As first reported in the journal Science, “Civic honesty is essential to social capital and economic development, but is often in conflict with material self-interest.
“We examine the trade-off between honesty and self-interest using field experiments in 355 cities spanning 40 countries around the globe. We turned in over 17,000 lost wallets with varying amounts of money at public and private institutions, and measured whether recipients contacted the owner to return the wallets.
“In virtually all countries citizens were more likely to return wallets that contained more money…. Additional data suggest our main findings can be explained by a combination of altruistic concerns and an aversion to viewing oneself as a thief…”
“The wallets, transparent business card cases with contents instantly visible,” the Times writes, contained three business cards with a male name common to that country (Dimitri Ivanov for Russia, Tono Hendrianta for Indonesia, Peter Kihiga for Kenya).

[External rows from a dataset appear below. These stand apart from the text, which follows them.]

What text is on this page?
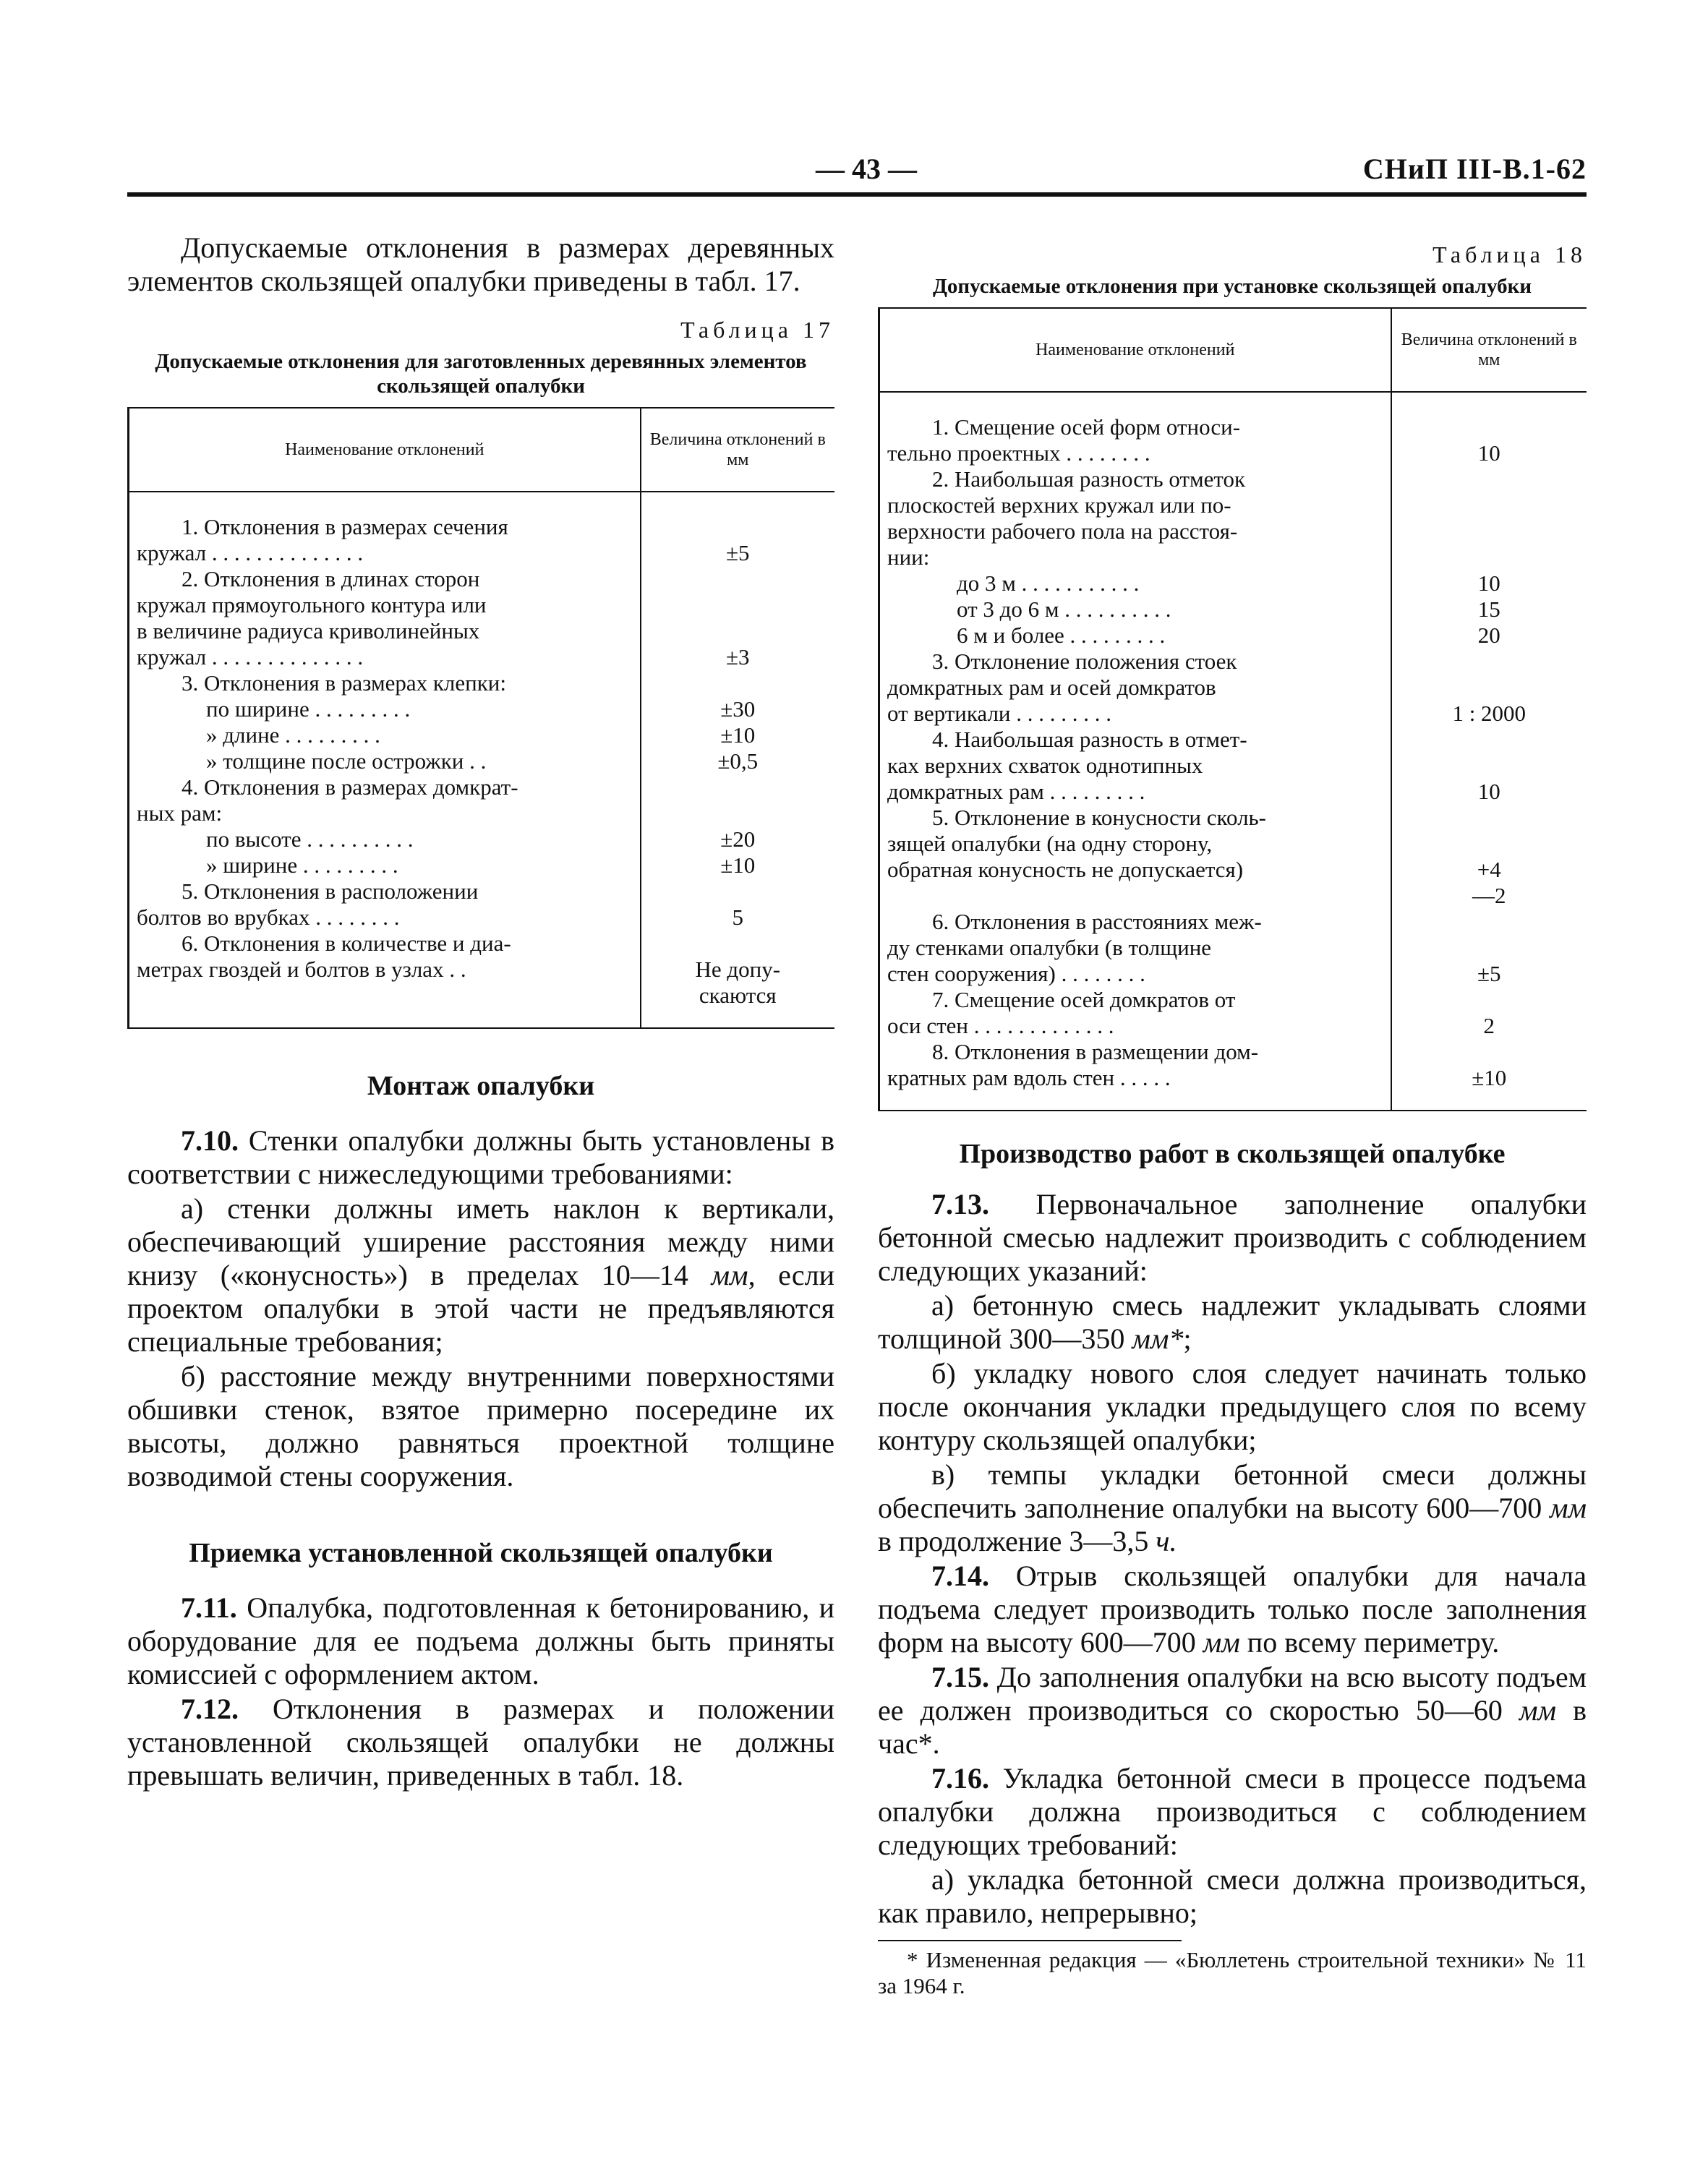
— 43 —	СНиП III-В.1-62

Допускаемые отклонения в размерах деревянных элементов скользящей опалубки приведены в табл. 17.

Таблица 17
Допускаемые отклонения для заготовленных деревянных элементов скользящей опалубки
Наименование отклонений	Величина отклонений в мм

1. Отклонения в размерах сечения
кружал . . . . . . . . . . . . . .	±5

2. Отклонения в длинах сторон
кружал прямоугольного контура или
в величине радиуса криволинейных
кружал . . . . . . . . . . . . . .	±3

3. Отклонения в размерах клепки:
по ширине . . . . . . . . .	±30

» длине . . . . . . . . .	±10

» толщине после острожки . .	±0,5

4. Отклонения в размерах домкрат-
ных рам:
по высоте . . . . . . . . . .	±20

» ширине . . . . . . . . .	±10

5. Отклонения в расположении
болтов во врубках . . . . . . . .	5

6. Отклонения в количестве и диа-
метрах гвоздей и болтов в узлах . .	Не допу-
скаются

Монтаж опалубки

7.10. Стенки опалубки должны быть установлены в соответствии с нижеследующими требованиями:

а) стенки должны иметь наклон к вертикали, обеспечивающий уширение расстояния между ними книзу («конусность») в пределах 10—14 мм, если проектом опалубки в этой части не предъявляются специальные требования;

б) расстояние между внутренними поверхностями обшивки стенок, взятое примерно посередине их высоты, должно равняться проектной толщине возводимой стены сооружения.

Приемка установленной скользящей опалубки

7.11. Опалубка, подготовленная к бетонированию, и оборудование для ее подъема должны быть приняты комиссией с оформлением актом.

7.12. Отклонения в размерах и положении установленной скользящей опалубки не должны превышать величин, приведенных в табл. 18.

Таблица 18
Допускаемые отклонения при установке скользящей опалубки
Наименование отклонений	Величина отклонений в мм

1. Смещение осей форм относи-
тельно проектных . . . . . . . .	10

2. Наибольшая разность отметок
плоскостей верхних кружал или по-
верхности рабочего пола на расстоя-
нии:
до 3 м . . . . . . . . . . .	10

от 3 до 6 м . . . . . . . . . .	15

6 м и более . . . . . . . . .	20

3. Отклонение положения стоек
домкратных рам и осей домкратов
от вертикали . . . . . . . . .	1 : 2000

4. Наибольшая разность в отмет-
ках верхних схваток однотипных
домкратных рам . . . . . . . . .	10

5. Отклонение в конусности сколь-
зящей опалубки (на одну сторону,
обратная конусность не допускается)	+4
—2

6. Отклонения в расстояниях меж-
ду стенками опалубки (в толщине
стен сооружения) . . . . . . . .	±5

7. Смещение осей домкратов от
оси стен . . . . . . . . . . . . .	2

8. Отклонения в размещении дом-
кратных рам вдоль стен . . . . .	±10

Производство работ в скользящей опалубке

7.13. Первоначальное заполнение опалубки бетонной смесью надлежит производить с соблюдением следующих указаний:

а) бетонную смесь надлежит укладывать слоями толщиной 300—350 мм*;

б) укладку нового слоя следует начинать только после окончания укладки предыдущего слоя по всему контуру скользящей опалубки;

в) темпы укладки бетонной смеси должны обеспечить заполнение опалубки на высоту 600—700 мм в продолжение 3—3,5 ч.

7.14. Отрыв скользящей опалубки для начала подъема следует производить только после заполнения форм на высоту 600—700 мм по всему периметру.

7.15. До заполнения опалубки на всю высоту подъем ее должен производиться со скоростью 50—60 мм в час*.

7.16. Укладка бетонной смеси в процессе подъема опалубки должна производиться с соблюдением следующих требований:

а) укладка бетонной смеси должна производиться, как правило, непрерывно;

* Измененная редакция — «Бюллетень строительной техники» № 11 за 1964 г.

The American names were Brad O’Brien, Brett Miller or Connor Baker.
“Each business card listed an email address and identified the man as a freelance software engineer so people wouldn’t try contacting employers.

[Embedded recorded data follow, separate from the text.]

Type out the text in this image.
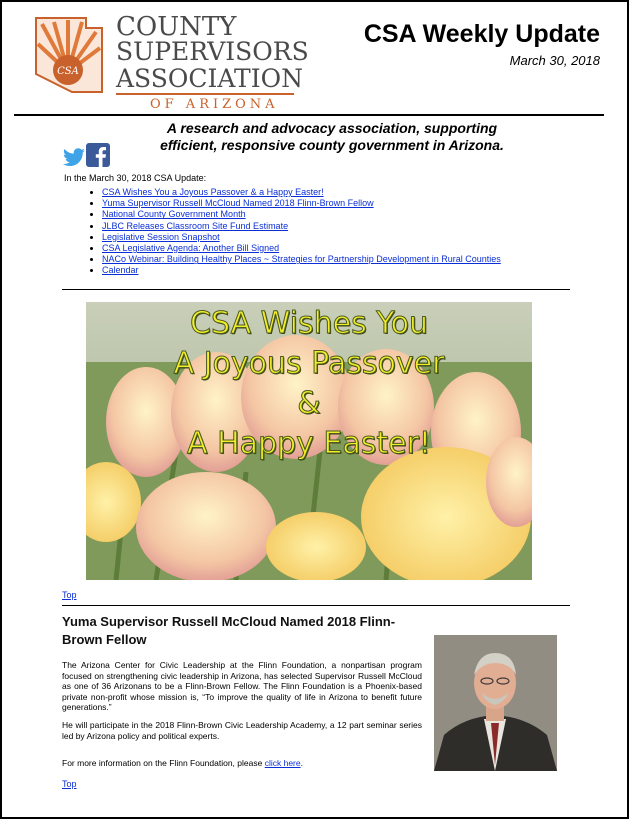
CSA
COUNTY
SUPERVISORS
ASSOCIATION
OF ARIZONA
CSA Weekly Update
March 30, 2018
A research and advocacy association, supporting
efficient, responsive county government in Arizona.
In the March 30, 2018 CSA Update:
• CSA Wishes You a Joyous Passover & a Happy Easter!
• Yuma Supervisor Russell McCloud Named 2018 Flinn-Brown Fellow
• National County Government Month
• JLBC Releases Classroom Site Fund Estimate
• Legislative Session Snapshot
• CSA Legislative Agenda: Another Bill Signed
• NACo Webinar: Building Healthy Places ~ Strategies for Partnership Development in Rural Counties
• Calendar
CSA Wishes You
A Joyous Passover
&
A Happy Easter!
Top
Yuma Supervisor Russell McCloud Named 2018 Flinn-Brown Fellow
The Arizona Center for Civic Leadership at the Flinn Foundation, a nonpartisan program focused on strengthening civic leadership in Arizona, has selected Supervisor Russell McCloud as one of 36 Arizonans to be a Flinn-Brown Fellow. The Flinn Foundation is a Phoenix-based private non-profit whose mission is, “To improve the quality of life in Arizona to benefit future generations.”
He will participate in the 2018 Flinn-Brown Civic Leadership Academy, a 12 part seminar series led by Arizona policy and political experts.
For more information on the Flinn Foundation, please click here.
Top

“Each wallet also contained a key and a handwritten grocery list in the native language: milk (or a locally analogous drink), bread, pasta (or rice or noodles), bananas. Some wallets had no money inside; some had $13.45 in local currency, adjusted to a comparable value for each country.
“Research assistants walked into post offices, hotels, police stations, banks, museums or similar places, approached someone at the reception desk and said ‘Hi, I found this on the street around the corner.” They slid the wallet toward the person, saying “Somebody must have lost it. I’m in a hurry and have to go. Can you please take care of it?’ …
“On average,” The Times reports, “40 percent of people given cashless wallets reported them, compared with 51 percent of people given wallets with money.
“Researchers were surprised. But then they ran the experiment again in three countries (Poland, the United Kingdom and the United States), adding ‘big money’ wallets containing $94.15. The difference was even starker. Way more people emailed to return the wallets with the larger amount: 72 percent compared with 61 percent of people given wallets containing $13.45 and 46 percent of people given cashless wallets.
“ ‘The evidence suggests that people tend to care about the welfare of others and they have an aversion to seeing themselves as a thief,’ said Alain Cohn, a study author and assistant professor of information at the University of Michigan. People given wallets with more money have more to gain from dishonesty, but that also increases ‘the psychological cost of the dishonest act.’ ”
Finders keepers, losers weepers? According to the study, not for most of us.